Proposed in the 1980s and designed in the 1990s, the original purpose of Lockheed Martin’s F-22 Raptor was to replace aging American F-15 and F-16 planes for air-to-air combat.
As the Cold War deepened, the United States Air Force grew concerned that the previous generation of planes would not be able to keep up with the developments rumored in Soviet aircraft.
They requested a new fighter jet design in 1981, and the history of this fifth-generation, single-seat, twin-engine stealth fighter began.
The F-22 is primarily an air superiority fighter, although it does have the ability to attack targets on the ground. The weapons and airframe, as well as the final assembly of the completed jet, were handled by Lockheed Martin.
They partnered with Boeing for avionics integration, aft fuselage, and wings. Boeing also created the pilot training systems; in-flight training missions were limited because the necessary post-flight maintenance per plane is extremely expensive.
History of F-22
In 1981, the Cold War consumed the attention of much of the American intelligence community.
Reports on the Soviet SU-27 Flanker and the MiG-29 Fulcrum convinced the USAF that the current generation of fighter jets, the F-15 Eagle and the F-16 Fighting Falcon, would not be able to keep up with the emerging technologies of the Soviets.
In 1986, Requests For Proposals were issued, and the team of Lockheed Martin/Boeing/General Dynamics was selected to complete the next generation of fighter jets.
In 1991, two prototypes were delivered. The YF-22 was chosen to be the next generation of the fighter plane for the United States. After a few changes, the jet’s official designation became F-22.
Acquiring adequate funding was an early problem for the F-22. To obtain sufficient congressional support, contractors in 46 states were ultimately used to produce the plane’s various parts and pieces. Later on, this led to cost increases and manufacturing delays.
Lockheed Martin had also decided to defer many of the aircraft’s initial capabilities into post-production upgrades.

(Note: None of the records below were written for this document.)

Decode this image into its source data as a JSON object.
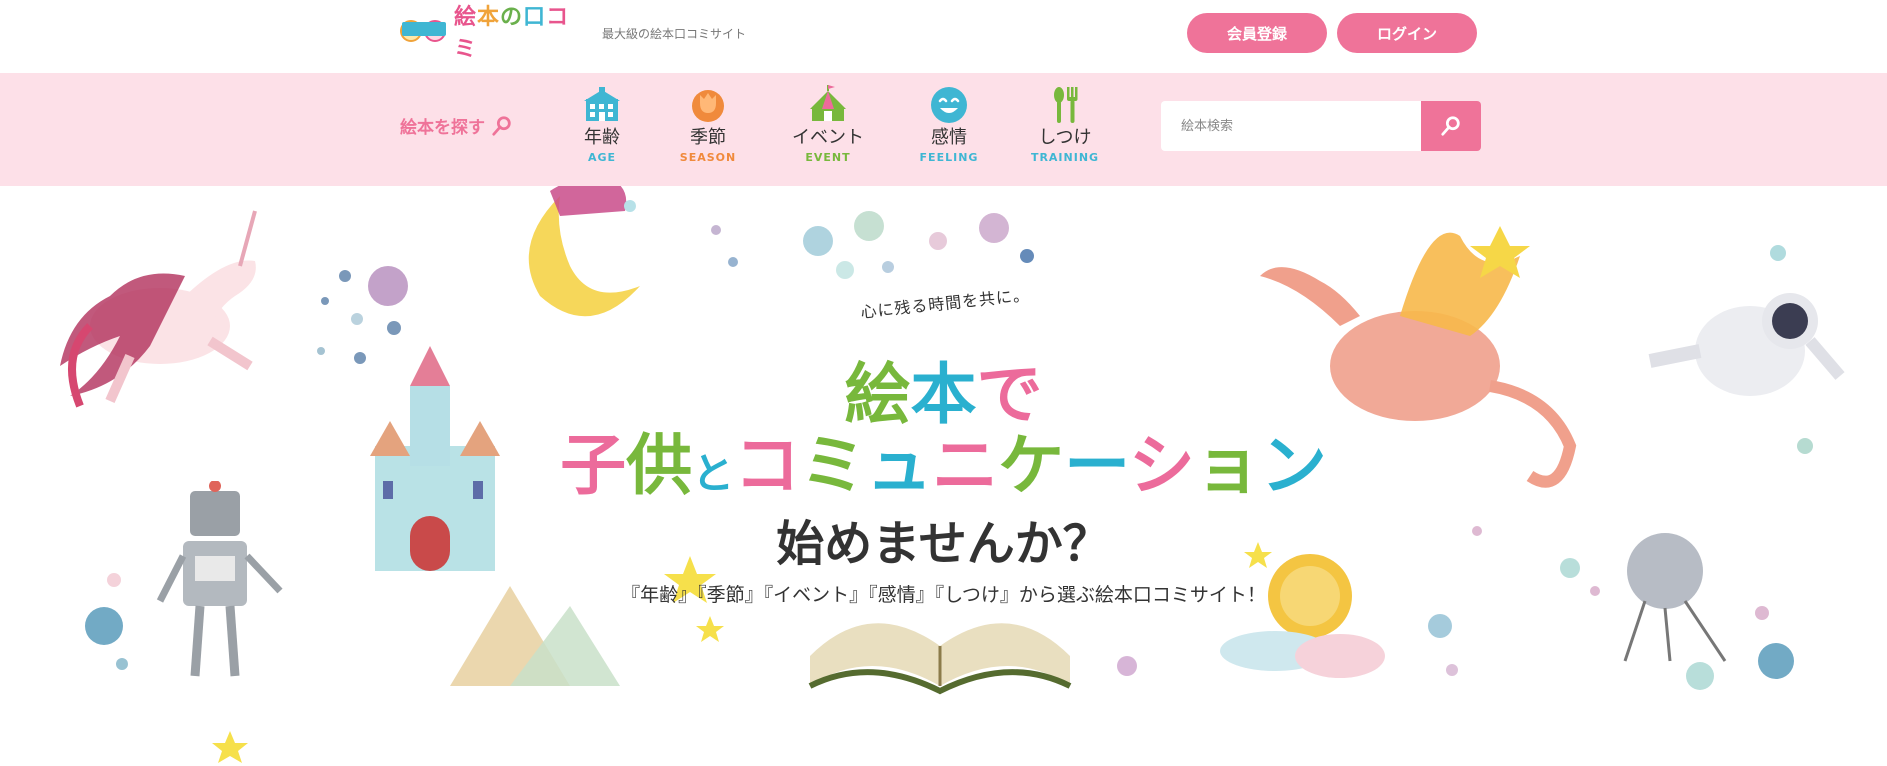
{
  "header": {
    "logo_text": [
      "絵",
      "本",
      "の",
      "口",
      "コミ"
    ],
    "tagline": "最大級の絵本口コミサイト",
    "register_label": "会員登録",
    "login_label": "ログイン"
  },
  "nav": {
    "find_label": "絵本を探す",
    "categories": [
      {
        "ja": "年齢",
        "en": "AGE",
        "color": "#3fb6d3",
        "icon": "school-icon"
      },
      {
        "ja": "季節",
        "en": "SEASON",
        "color": "#f08a3c",
        "icon": "tulip-icon"
      },
      {
        "ja": "イベント",
        "en": "EVENT",
        "color": "#78b83c",
        "icon": "circus-tent-icon"
      },
      {
        "ja": "感情",
        "en": "FEELING",
        "color": "#3fb6d3",
        "icon": "smiley-icon"
      },
      {
        "ja": "しつけ",
        "en": "TRAINING",
        "color": "#3fb6d3",
        "icon": "fork-spoon-icon"
      }
    ],
    "search_placeholder": "絵本検索"
  },
  "hero": {
    "catchphrase": "心に残る時間を共に。",
    "line1": [
      {
        "text": "絵",
        "color": "#78b83c"
      },
      {
        "text": "本",
        "color": "#2ab0cf"
      },
      {
        "text": "で",
        "color": "#ec6b9b"
      }
    ],
    "line2": [
      {
        "text": "子",
        "color": "#ec6b9b"
      },
      {
        "text": "供",
        "color": "#78b83c"
      },
      {
        "text": "と",
        "color": "#2ab0cf"
      },
      {
        "text": "コ",
        "color": "#ec6b9b"
      },
      {
        "text": "ミ",
        "color": "#78b83c"
      },
      {
        "text": "ュ",
        "color": "#2ab0cf"
      },
      {
        "text": "ニ",
        "color": "#ec6b9b"
      },
      {
        "text": "ケ",
        "color": "#78b83c"
      },
      {
        "text": "ー",
        "color": "#2ab0cf"
      },
      {
        "text": "シ",
        "color": "#ec6b9b"
      },
      {
        "text": "ョ",
        "color": "#78b83c"
      },
      {
        "text": "ン",
        "color": "#2ab0cf"
      }
    ],
    "line3": "始めませんか？",
    "lead": "『年齢』『季節』『イベント』『感情』『しつけ』から選ぶ絵本口コミサイト！"
  },
  "colors": {
    "accent": "#ef7399",
    "nav_bg": "#fde0e8"
  }
}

This made for a lower initial cost of the F-22 but dramatically increased the final production cost. Similar issues arose in the 2000s during the controversial creation of the F-35.
Also increasing the per-unit cost of the F-22 was its cutting-edge stealth technology and other high-tech features. With many American jets, the cost of manufacturing and developing new aircraft is deferred by assisting other countries to build their fleets.
Due to espionage concerns, the F-22 was banned from exports.
Deployment of the F-22
The USAF’s F-22s were frequently deployed to Kadena Air Base in Okinawa, Japan. Although the fleet was ready for combat in 2007, Secretary of Defense Robert Gates initially chose not to use the F-22s in the Middle East at that point. In 2009, that decision was reversed.
In 2012, Al Dhafra Air Base became home to the F-22s, taking up a position just 200 miles from the Iranian border. The Iranian defense minister has referred to the F-22s as a security threat.
In 2014 and 2015, the F-22 performed combat sorties during the American-led intervention in Syria. Its primary role was reconnaissance and intelligence, although its target striking capabilities were used during these missions.
Ultimately, however, the Soviet Union’s collapse in the early 1990s meant that the conditions for which the F-22s were specifically developed never arose.
The F-22 is universally acknowledged as the most advanced fighter plane currently in the skies.
Over the course of the F-22 program, 8 test aircraft and 187 operational aircraft were manufactured, with the last plane delivered in 2012.
Concerns about the F-22 Raptor
Since fighter pilots began flying the F-22 Raptors, concerns emerged about the plane’s effect on pilots’ lungs.
In early flights, pilots lost consciousness or experienced altered mental states during high-G maneuvers. Lockheed Martin worked to find the cause of the breathing issues, and several potential problems were identified.
Carbon air filters were shedding particles that might have been inhaled; breathing regulators were defective, and the onboard oxygen system was faulty. The company worked to fix these issues, but a condition that is commonly known as “Raptor Cough” is still discussed among pilots who have flown these elite stealth jets.
Some theorize that the problem might be related to acceleration atelectasis, a condition where a portion of the lung partially or entirely deflates due to poor gas exchange and excessive pressures during high-G maneuvers.
In 2013, the USAF admitted that there was no cure for a Raptor cough, once it had developed.
Ending the F-22 Program
By 2006, the comptroller general of the United States, David Walker, stated that the Department of Defense had not demonstrated the need for any additional investment in the F-22 program.
Over the next several years, the Department of Defense and the Joint Chiefs of Staff argued for the F-22 program to be discontinued, while the Senate fought for its continuation.
The official recommendation from the Secretary of Defense and the Vice Chairman of the Joint Chiefs occurred in 2009, but it was only when President Barack Obama threatened the Senate with a veto that they voted to end the program.
The F-22 program officially ran from 1996 to 2011, during which time it cost $66.7 billion, with a per-plane cost of $150 million.